Tuesday, November 10, 2009

on why it is that I must shake bits of leaves off of most of my schoolwork

I have a strange habit of ripping leaves off trees and bushes while I walk.

In the fall months especially, I become so completely enthralled by nature that I am often left grasping desperately for a way to better capture this delight. I am sometimes, quite literally, stopped short--hoping that simple stillness will help me to better absorb the moment. Maybe if I do not move, not even a muscle, I will just melt into autumn. But I can’t stop breathing, so I control my breaths. Slow and steady. Inhale.
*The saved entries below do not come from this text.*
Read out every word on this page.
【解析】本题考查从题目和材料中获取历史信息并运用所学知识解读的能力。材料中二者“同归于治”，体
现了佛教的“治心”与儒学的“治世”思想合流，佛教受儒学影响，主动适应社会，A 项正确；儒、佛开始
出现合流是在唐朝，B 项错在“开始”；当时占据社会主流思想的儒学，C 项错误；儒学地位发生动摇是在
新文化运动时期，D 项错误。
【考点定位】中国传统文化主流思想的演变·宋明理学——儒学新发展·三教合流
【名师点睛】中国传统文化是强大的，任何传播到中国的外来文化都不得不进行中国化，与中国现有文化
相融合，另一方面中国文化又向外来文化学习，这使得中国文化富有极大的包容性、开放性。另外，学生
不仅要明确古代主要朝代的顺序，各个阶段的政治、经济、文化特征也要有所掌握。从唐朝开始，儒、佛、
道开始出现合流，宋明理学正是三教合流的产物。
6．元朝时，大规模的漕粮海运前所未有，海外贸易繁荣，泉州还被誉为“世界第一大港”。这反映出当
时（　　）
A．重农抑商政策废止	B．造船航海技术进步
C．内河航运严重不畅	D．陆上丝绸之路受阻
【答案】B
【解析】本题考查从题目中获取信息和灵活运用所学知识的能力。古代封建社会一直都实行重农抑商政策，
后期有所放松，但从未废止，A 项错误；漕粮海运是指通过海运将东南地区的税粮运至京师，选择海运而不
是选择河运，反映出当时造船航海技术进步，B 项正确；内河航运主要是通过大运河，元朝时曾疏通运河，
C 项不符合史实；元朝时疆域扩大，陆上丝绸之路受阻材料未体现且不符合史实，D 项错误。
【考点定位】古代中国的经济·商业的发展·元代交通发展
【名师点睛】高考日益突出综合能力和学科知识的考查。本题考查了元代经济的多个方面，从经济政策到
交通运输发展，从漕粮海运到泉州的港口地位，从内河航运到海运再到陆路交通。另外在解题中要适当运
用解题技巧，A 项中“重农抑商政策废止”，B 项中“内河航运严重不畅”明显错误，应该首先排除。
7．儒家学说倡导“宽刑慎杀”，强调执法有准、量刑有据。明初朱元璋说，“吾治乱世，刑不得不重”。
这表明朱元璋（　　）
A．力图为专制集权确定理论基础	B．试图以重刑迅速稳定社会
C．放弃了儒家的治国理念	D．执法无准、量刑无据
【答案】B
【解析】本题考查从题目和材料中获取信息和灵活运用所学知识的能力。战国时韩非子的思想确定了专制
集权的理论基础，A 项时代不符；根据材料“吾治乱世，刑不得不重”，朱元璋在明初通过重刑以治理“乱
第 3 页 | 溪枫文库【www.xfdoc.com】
Exhale. The crisp air. The smell of brown tattered leaves--the trees shedding their coats while we don ours. Sometimes they smell like spit. Sometimes they smell like honey. I can’t stop blinking, either. A soft wind stings my eyes. I blink through the hazy light. It is so golden, so kind. Maybe because there is less of it these days, when it does shine it is more forgiving.

This is not working. I need to get closer. I need to feel this more. Somehow I need to feel it better. Better than I have ever felt anything. I become desperate, I break the stillness. My hand dashes out to touch the leaves, to feel them, for a moment. Pinch them in my fingers, trace their translucent snaking veins. Then, unable to refrain, I rip some off. Hold them. I hold autumn.
Or maybe all I have done is desecrate a tree. The moment is anticlimactic. I shove the leaves in my bag, and continue walking.

The next day a girl watches curiously as I reach for my notebook, but first pull a handful of leaves out of my bag. They are dry now. They crumble over my possessions.

2 comments:

Austin said...

that's beautiful.

but it also makes me...

hahahaHAHAHAhaha...

you're adorable.

Kathleen said...

thats exactly what i went through when i went to Jackson Hole.